The stand-off between Barcelona and Madrid about the future of Catalonia could not be more critical for the future of Spain and has consequences for the rest of Europe too.

Perhaps the only useful precedent for Felipe´s broadcast was when his father, King Juan Carlos, appeared on TV in 1981. In full dress uniform and as Commander in Chief of the armed forces, Juan Carlos took to the airwaves to order all troops back to their barracks following an attempted coup against the fledgling post-Franco democracy. On that occasion, Juan Carlos’s word was law and the crisis passed. It is unlikely that Felipe VI’s intervention will have the same quick success.

In August, the Catalan regional government announced a referendum on the future of the region, to be held on 1 October. The question asked voters whether they wanted to Catalonia to become a republic separated from the rest of Spain. The Spanish constitutional court had declared the plebiscite illegal and so the central government in Madrid drafted security forces into the region to prevent the vote.

Few people will have been untouched by the images of the grotesque chaos that ensured.  Baton wielding police in full riot gear beating ordinary citizens attempting to vote made for ugly scenes that looked more like the Spain of 50 years ago when the quasi-fascist dictator, General Franco governed the country. Catalans, Spaniards and international observers agree that the brawling, which left nearly 1000 people injured, has no place whatsoever in a modern European democracy. It should never have happened. There is far less unanimity, however, about who is to blame or what should happen next.

The situation is even more confused because neither side is politically strong.  This is a confrontation driven by two minority administrations. Mariano Rajoy’s rightwing Popular party (PP) government in Madrid won just on 30% of the popular vote at the general elections of 2016 – he governs only with the consent of other groups in the national congreso.

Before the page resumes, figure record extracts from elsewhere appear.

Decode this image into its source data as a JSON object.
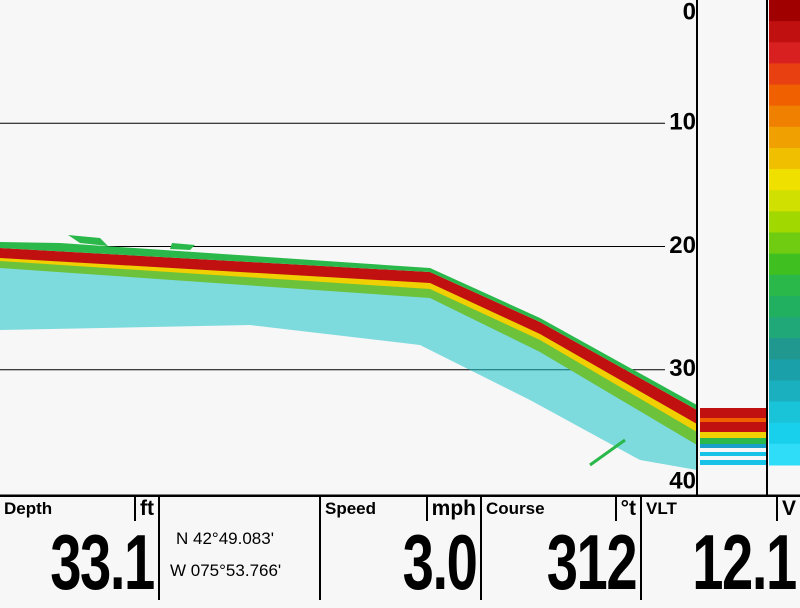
{
  "depth_scale": {
    "ticks": [
      0,
      10,
      20,
      30,
      40
    ],
    "max": 40
  },
  "readouts": {
    "depth": {
      "label": "Depth",
      "unit": "ft",
      "value": "33.1"
    },
    "position": {
      "lat": "N 42°49.083'",
      "lon": "W 075°53.766'"
    },
    "speed": {
      "label": "Speed",
      "unit": "mph",
      "value": "3.0"
    },
    "course": {
      "label": "Course",
      "unit": "°t",
      "value": "312"
    },
    "vlt": {
      "label": "VLT",
      "unit": "V",
      "value": "12.1"
    }
  }
}
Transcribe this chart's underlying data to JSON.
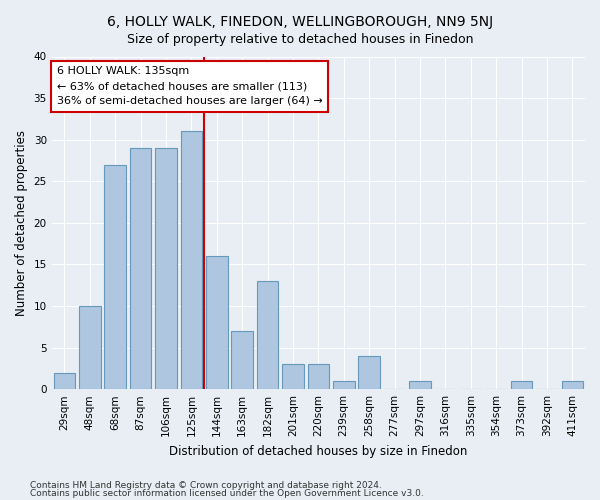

Rajoy has been pilloried for his handling of the Catalan referendum and rightly so. The government in Madrid is attempting to deal with the dispute as a legal wrangle and, foolishly, Rajoy simply refuses to engage with the politics of the dispute. His political style is to speak last and speak least – former socialist leader Felipe Gonzálezquipped that Rajoy is the only animal that advances without moving. This approach now looks wholly inadequate to deal with a situation fast spiraling out of control.

In Barcelona, the separatist administration of Puigdemont cannot command a majority of popular support either: between them, the parties of his coalition government have only a slender majority of seats in the Catalan parliament that they won based on less than 48% of the popular vote. The paving legislation to hold the referendum was sprung on the Catalan parliament last month and bulldozed through the chamber after scarcely two hours of a debate in which no amendments were allowed.  Opposition parties refused to take part in what they regarded as a legislative sham and walked out of the chamber in protest.  If the new republic is ever born half the midwives will have been missing at the birth.

Catalan separatists like to try and frame the dispute as one between the Catalan region, yearning for freedom from the yoke of an oppressive regime in Madrid.  But this is a simplistic perversion of the reality. Like the UK on Brexit, ‘Catexit’ has split Catalan families, friends and society down the middle.

The Spanish Socialist party (PSOE) has been leading calls for calm and negotiation to try to resolve the dispute.  It is to the socialists’ credit that the last PSOE government granted more powers to the Catalan region, a measure thwarted by the constitutional court in 2010 following challenges from the PP. That shortsighted resistance to further devolution in Spain looks even more idiotic now than it did then. President Rajoy will need to abandon his intransigence and find a solution. The alternative, as the King well understands, will be the break-up of Spain.